The complications that were associated with the highest total charges were anemia, sepsis, neutropenia, and pneumonia. Though sepsis had the highest median cost, total charges were highest for anemia because of the large volume of patients admitted for this condition. Previous studies evaluating the financial burdens of cancer hospitalization have shown similar findings. For example, in a large-scale study among breast cancer patients, anemia and neutropenia had the highest expenditures30. Similarly, in a retrospective study among 412,005 cancer patients of all types, sepsis was among the 3 most costly complications29.

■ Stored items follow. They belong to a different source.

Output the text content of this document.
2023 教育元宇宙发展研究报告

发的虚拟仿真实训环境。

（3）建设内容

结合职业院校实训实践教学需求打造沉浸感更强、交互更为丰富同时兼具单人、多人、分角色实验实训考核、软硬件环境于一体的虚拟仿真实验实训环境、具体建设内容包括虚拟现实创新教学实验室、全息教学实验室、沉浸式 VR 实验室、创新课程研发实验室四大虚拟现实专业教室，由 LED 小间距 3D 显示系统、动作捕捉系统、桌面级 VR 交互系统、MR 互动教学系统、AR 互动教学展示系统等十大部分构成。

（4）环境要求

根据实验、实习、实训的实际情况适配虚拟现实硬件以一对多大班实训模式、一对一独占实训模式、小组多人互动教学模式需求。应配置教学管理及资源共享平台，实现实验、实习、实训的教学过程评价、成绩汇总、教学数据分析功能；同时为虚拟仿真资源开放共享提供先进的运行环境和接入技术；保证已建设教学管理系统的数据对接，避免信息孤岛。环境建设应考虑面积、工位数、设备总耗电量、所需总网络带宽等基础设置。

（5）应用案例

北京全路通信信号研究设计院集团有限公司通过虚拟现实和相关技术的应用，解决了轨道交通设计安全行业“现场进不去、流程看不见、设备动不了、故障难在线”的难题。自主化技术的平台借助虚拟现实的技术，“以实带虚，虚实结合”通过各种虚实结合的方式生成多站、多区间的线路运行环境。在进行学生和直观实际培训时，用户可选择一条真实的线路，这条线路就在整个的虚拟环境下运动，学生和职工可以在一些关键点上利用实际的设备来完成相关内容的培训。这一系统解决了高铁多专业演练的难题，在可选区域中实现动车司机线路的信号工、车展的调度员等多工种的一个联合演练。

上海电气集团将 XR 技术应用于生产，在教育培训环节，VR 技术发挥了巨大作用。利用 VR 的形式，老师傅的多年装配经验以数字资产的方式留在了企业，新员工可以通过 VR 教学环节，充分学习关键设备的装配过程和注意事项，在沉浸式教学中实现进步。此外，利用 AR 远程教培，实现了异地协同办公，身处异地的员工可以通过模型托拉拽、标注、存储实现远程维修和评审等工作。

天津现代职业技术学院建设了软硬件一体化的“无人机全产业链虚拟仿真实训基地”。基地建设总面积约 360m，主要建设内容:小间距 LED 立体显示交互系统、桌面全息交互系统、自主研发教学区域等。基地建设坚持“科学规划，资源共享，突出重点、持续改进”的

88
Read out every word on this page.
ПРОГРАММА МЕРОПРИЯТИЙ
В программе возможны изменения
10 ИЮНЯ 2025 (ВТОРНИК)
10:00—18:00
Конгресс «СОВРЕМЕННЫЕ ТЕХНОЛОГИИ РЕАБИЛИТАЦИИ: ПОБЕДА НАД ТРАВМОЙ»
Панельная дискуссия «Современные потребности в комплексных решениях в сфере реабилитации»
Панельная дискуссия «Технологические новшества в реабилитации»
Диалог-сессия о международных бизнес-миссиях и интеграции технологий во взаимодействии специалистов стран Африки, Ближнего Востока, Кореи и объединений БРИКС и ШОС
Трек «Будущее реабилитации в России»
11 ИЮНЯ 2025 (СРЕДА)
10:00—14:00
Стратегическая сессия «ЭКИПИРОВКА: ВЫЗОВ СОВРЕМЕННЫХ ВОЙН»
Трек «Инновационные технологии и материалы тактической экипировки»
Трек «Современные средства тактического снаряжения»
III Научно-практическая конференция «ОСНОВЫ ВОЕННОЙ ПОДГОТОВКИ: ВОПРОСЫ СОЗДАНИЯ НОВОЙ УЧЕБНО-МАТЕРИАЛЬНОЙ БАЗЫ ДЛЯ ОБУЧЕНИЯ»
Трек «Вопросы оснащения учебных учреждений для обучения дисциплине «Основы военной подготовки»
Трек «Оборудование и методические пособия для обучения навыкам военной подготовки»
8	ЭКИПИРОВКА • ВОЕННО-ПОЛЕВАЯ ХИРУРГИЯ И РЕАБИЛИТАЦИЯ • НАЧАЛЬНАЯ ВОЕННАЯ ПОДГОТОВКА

Hospitalizations for complications of systemic therapy involve significant financial burdens in addition to poor quality of life29. Efforts to lower these expenditures could enormously decrease healthcare costs. An important step in this direction would be to accurately identify unplanned hospitalizations in cancer care. Rule OP-35, proposed by the Centers for Medicare and Medicaid Services (CMS), offers hope in this direction31. This rule proposes to identify patients who have received systemic therapy in outpatient settings and subsequently hospitalized for 10 major complications such as anemia, neutropenia, sepsis, pneumonia, nausea, vomiting, dehydration, pain, diarrhea and fever, within 30 days. This process estimates the care provided to cancer patients, which is subsequently analyzed and improved with a focus on decreasing the number of unplanned hospitalizations. In addition to these measures, other strategies such as improving access to and providing coordinated care, developing standardized procedures for prompt identification and management of symptoms, and implementing urgent cancer care strategies, can significantly decrease not only hospitalization rates but also the duration of stay and the severity of these complications32.

Limitations

In our study, we used E codes to identify patients who experienced hospitalizations for complications of systemic therapy. However, since the NIS is primarily an administrative database, E codes could be underrepresented because they are not obligatory for reimbursements. This may have resulted in an underestimation of the volume of hospitalizations for these conditions. Furthermore, the NIS does not have data on tumor staging or anti-cancer medications. Therefore, we could not stratify the complications based on disease severity or treatment regimen, thus limiting our findings. In addition, NIS erases all personal identifiers for data confidentiality. Thus, the same patient readmitted multiple times would have been considered as an independent new admission, leading to an overestimation of hospitalization rates. Despite these limitations, we decided to use NIS because data on hospitalization for complications of cancer treatment is sparse. In addition, we could accurately calculate national estimates due to the large sample size provided by the NIS, which is the largest, all payer in-patient database in the United States.

Conclusions

The management of complications of cancer treatment pose a significant burden to hospitals. From 2005 to 2016, hospitalization rates for complications of systemic therapy increased by an annual rate of 8.1%, which is concerning, when compared to the fact that the overall hospitalization rate decreased by an annual rate of 0.5% during the same period. The most common complications of systemic therapy that required hospitalization were anemia, neutropenia, and sepsis. Among all complications, sepsis was associated with greatest length of stay, highest mortality, and highest expenditures. Improved strategies for identifying and managing these complications in the outpatient and emergency settings could significantly decrease these hospitalizations, the burden on the healthcare system, and subsequently improve the quality of life of cancer patients.